Weltweit hat die Covid-19-Pandemie erneut gezeigt, wie ungleich Gesellschaften sind. Arme und verletzliche Gemeinschaften sind am härtesten betroffen. Wir dürfen Ungleichheit nicht akzeptieren. Chancen müssen für alle zugänglich werden, das ist auch eine wichtige Forderung der SDG-Agenda. Finanzinvestoren liegen falsch, wenn sie nur die monetären Erträge, auch aus Derivaten und Futures-Märkten, berücksichtigen. Die Realwirtschaft muss auf die Lösung von Problemen ausgerichtet sein und der Schwerpunkt muss auf der Produktivität, den Fähigkeiten und Fertigkeiten der Menschen sowie auf einer gesunden Umwelt liegen. Niemand soll zurückgelassen werden. Uns auf unsere Menschlichkeit zu besinnen, ist unsere größte Hoffnung, um Nachhaltigkeit zu erreichen – auch finanzielle.

Die Tony-Elumelu-Stiftung wird weiter nachhaltige Finanzierungen für Neugründungen in benachteiligten Gebieten Afrikas bereitstellen. Dort wird das Geld am dringendsten benötigt. Wir unterstützen vielversprechende Unternehmer mit Startkapital. Afrika muss innovative Produkte und Dienstleistungen kreieren, diese auch weltweit an Kunden liefern und sich in globale Lieferketten integrieren.
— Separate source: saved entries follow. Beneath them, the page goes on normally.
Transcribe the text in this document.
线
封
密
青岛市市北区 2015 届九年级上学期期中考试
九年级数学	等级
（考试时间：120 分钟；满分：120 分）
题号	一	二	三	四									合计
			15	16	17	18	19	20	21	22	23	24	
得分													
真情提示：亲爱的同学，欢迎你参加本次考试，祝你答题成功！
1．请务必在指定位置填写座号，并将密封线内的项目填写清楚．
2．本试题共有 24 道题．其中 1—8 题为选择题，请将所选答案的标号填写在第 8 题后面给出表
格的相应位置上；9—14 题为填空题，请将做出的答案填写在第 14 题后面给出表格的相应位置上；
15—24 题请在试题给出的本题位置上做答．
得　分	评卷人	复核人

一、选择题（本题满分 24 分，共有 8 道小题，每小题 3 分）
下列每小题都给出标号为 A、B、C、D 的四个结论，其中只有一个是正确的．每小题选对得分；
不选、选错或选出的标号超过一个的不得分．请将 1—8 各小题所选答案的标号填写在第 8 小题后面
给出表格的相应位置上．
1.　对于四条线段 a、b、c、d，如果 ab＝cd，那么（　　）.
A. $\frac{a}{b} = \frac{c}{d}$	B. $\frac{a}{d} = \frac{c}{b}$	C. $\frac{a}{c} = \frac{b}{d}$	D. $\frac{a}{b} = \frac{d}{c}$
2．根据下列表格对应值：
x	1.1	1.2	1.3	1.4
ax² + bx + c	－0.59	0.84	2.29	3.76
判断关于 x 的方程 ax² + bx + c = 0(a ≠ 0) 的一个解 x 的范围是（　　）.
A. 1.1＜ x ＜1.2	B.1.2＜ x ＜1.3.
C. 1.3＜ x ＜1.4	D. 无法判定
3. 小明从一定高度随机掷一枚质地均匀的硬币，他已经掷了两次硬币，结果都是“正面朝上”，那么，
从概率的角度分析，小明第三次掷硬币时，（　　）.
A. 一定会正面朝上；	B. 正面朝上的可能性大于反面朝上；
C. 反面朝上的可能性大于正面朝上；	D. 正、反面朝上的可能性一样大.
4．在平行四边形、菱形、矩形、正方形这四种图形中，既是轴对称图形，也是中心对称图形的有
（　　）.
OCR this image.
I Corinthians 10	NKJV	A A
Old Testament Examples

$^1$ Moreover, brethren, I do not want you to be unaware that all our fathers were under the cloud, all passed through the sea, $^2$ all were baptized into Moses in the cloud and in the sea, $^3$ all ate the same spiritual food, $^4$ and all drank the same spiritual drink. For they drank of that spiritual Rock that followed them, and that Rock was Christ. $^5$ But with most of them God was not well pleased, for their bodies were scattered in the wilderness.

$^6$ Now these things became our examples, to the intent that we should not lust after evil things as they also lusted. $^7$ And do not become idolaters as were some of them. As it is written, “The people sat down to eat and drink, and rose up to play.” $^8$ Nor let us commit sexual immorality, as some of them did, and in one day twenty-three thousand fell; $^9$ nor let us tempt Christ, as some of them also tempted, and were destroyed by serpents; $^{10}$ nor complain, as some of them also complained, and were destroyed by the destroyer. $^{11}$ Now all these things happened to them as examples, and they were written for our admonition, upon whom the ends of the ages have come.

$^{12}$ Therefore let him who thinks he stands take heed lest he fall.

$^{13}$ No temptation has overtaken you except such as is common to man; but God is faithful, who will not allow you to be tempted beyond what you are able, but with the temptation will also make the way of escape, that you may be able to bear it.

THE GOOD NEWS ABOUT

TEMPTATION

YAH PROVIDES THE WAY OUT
Viele Unternehmen, die wir unterstützt haben, haben bewiesen, dass sie zum Erfolg der SDGs beitragen und zugleich guten Gewinn machen können.


Literatur
Shepherd, D., und Patzelt, H., 2011: The new field of sustainable entrepreneurship: Studying entrepreneurial action linking “What is to be sustained” with “What is to be developed”. In: Entrepreneurship: Theory and Practice, No. 35, S. 137-163.


Ifeyinwa Ugochukwu ist Geschäftsführerin der Tony-Elumelu-Stiftung. Die philanthropische Einrichtung hat ihren Sitz in Lagos, Nigeria.